How To Manage Secrets with GitOps

There are multiple ways to manage secrets with gitops, the most common are:

1. Commit encrypt secrets in git
2. Commit reference to secrets in git

In this blog I will elaborate on two tools from the second option, commit reference to secrets in git that I tried to use: secret store csi driver and external secrets.

I use ArgoCD as the gitops controller but you can use other gitops implementations.

Secrets Store CSI Driver

I started with secrets store CSI driver because it has a sig group.

Secrets store CSI driver works with two daemonsets: one for the csi driver and one for the secret provider. I store my secrets on AWS secret manager so I use AWS provider.
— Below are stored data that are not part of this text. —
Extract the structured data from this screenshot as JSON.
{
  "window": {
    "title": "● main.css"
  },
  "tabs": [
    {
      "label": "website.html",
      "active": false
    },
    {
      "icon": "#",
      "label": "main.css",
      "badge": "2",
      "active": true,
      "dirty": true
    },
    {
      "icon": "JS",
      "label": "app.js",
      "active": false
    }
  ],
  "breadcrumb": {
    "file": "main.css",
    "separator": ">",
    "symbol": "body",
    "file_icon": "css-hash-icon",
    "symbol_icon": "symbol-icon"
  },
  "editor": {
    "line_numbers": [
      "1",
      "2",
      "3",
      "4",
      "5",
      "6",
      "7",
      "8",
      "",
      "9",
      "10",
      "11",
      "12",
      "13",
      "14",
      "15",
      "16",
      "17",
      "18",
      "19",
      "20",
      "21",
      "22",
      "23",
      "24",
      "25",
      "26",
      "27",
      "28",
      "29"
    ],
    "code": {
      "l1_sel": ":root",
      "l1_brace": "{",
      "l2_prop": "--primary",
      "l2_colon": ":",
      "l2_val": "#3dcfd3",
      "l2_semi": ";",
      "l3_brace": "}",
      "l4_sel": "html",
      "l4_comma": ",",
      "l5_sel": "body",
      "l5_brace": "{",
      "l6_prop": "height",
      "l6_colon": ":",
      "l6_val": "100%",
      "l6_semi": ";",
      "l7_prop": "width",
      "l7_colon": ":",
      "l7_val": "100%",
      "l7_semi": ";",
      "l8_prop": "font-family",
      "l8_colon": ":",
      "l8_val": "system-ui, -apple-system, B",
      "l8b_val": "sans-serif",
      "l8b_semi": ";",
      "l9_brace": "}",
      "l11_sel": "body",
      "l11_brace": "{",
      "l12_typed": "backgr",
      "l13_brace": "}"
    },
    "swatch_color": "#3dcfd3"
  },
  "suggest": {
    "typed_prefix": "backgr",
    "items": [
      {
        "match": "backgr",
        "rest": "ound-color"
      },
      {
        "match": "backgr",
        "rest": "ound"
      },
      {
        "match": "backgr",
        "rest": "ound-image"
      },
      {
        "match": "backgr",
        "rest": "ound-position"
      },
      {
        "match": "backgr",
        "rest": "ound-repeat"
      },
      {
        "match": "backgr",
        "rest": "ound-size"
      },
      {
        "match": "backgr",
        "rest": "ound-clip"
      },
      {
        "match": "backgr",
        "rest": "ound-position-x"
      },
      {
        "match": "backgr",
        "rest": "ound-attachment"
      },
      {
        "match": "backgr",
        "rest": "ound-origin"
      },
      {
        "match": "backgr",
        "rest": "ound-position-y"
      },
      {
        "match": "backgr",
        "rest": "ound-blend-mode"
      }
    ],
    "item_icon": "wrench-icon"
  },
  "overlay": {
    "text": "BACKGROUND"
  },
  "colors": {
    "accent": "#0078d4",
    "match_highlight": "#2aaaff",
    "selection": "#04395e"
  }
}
This is how the secret store csi driver works with AWS secret manager:

Secret Store CSI driver

1. Create secret in AWS secret manager
2. Create a secret provider class (reference to the secret in AWS secret manager)
3. Create IRSA — Create IAM role that has access to AWS secret manager from kubernetes cluster (EKS).
4. Add serviceaccount to your deployment that use the created IRSA.
5. Add new volume to your deployment (or other workload) that use the secret provider class and add a mount to this volume
6. If you want to use the secrets in variables you must sync it to kubernetes secrets
7. Only after the pod start and mount the secret you can see the kubernetes secret like any other secret. when last pod that consume the secret is deleted the kubernetes secret is also deleted.
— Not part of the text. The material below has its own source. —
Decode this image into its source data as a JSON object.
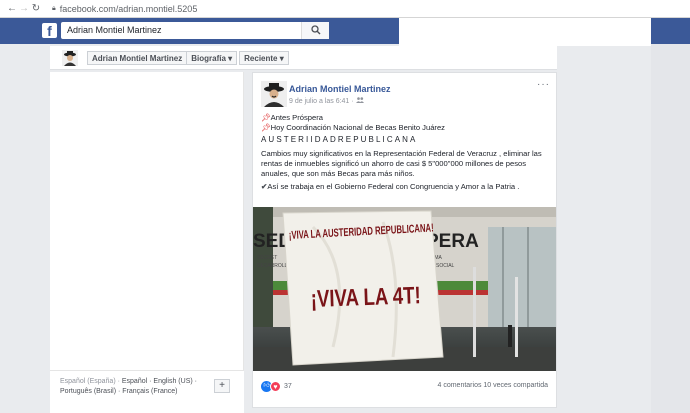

What I didn’t like in secret store csi driver implementation:

1. Two daemonsets — It use two daemonsets and it was too much resources for my use case which was sync secrets from AWS secret manager to kubernetes secrets in order to use them in environment variables.
2. Add serviceaccount to our deployment — You need to add serviceaccount to each deployment or other workload that has access to AWS secret manager.
3. Add volume to a deployment — In order to use the secrets you need to change your deployment in order to add a volume and a mount point that mount the secret.
4. Both 2 and 3 are even more ennoying when you want to add secrets to third party services like argocd and grafana for example.

External Secrets

After working few weeks with Secret store CSI driver I started to look for new solution and saw that external secrets was the most recommended.
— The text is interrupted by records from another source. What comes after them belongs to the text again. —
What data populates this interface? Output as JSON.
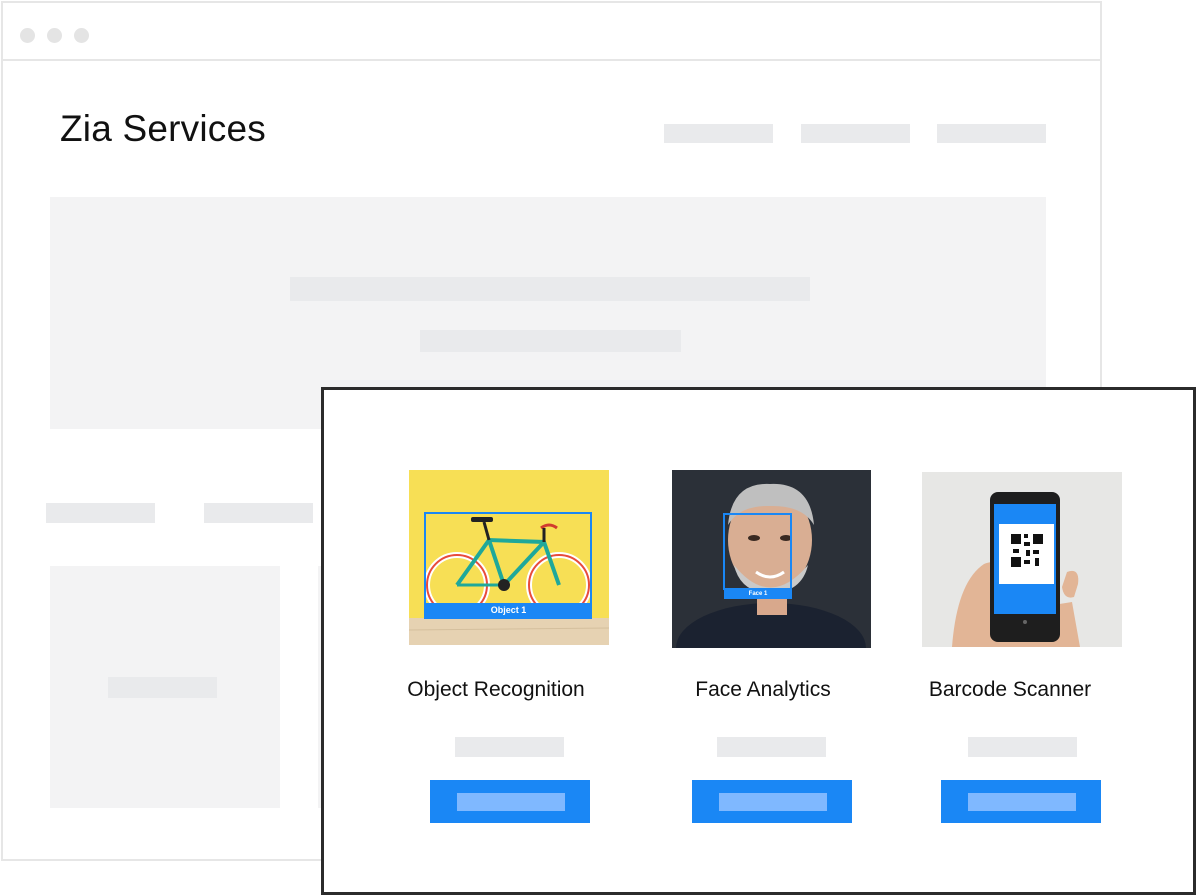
{
  "app": {
    "title": "Zia Services"
  },
  "cards": [
    {
      "title": "Object Recognition",
      "tag": "Object 1",
      "icon": "bicycle-photo"
    },
    {
      "title": "Face Analytics",
      "tag": "Face 1",
      "icon": "face-photo"
    },
    {
      "title": "Barcode Scanner",
      "icon": "phone-qr-photo"
    }
  ],
  "colors": {
    "accent": "#1a87f5",
    "placeholder": "#e9eaec",
    "button_inner": "#7fb8ff"
  }
}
External secrets works with operator (deployment) that sync AWS secret manager secrets to kubernetes secret.

These are the steps to work with external secrets operator (ESO):

external secret with aws secret manager

1. Create secret in AWS secret manager
2. Create IRSA — Create IAM role that has access to AWS secret manager from kubernetes cluster (EKS).
3. Create secret store resource — This resource tells ESO how to authenticate to AWS to get the secret and it use the IRSA.
4. Create external secret — this resource tells ESO what to sync from AWS secret manager to kubernetes secret

Summary

For our use case it was much easier to use external secrets because it decouple the secret from the workload (deployment).

External secret allow to configure reference to a secrets and the External Secret Operator sync this secret to a kubernetes secret that you can use like any regular kubernetes secret without making changes in your workload (deployment).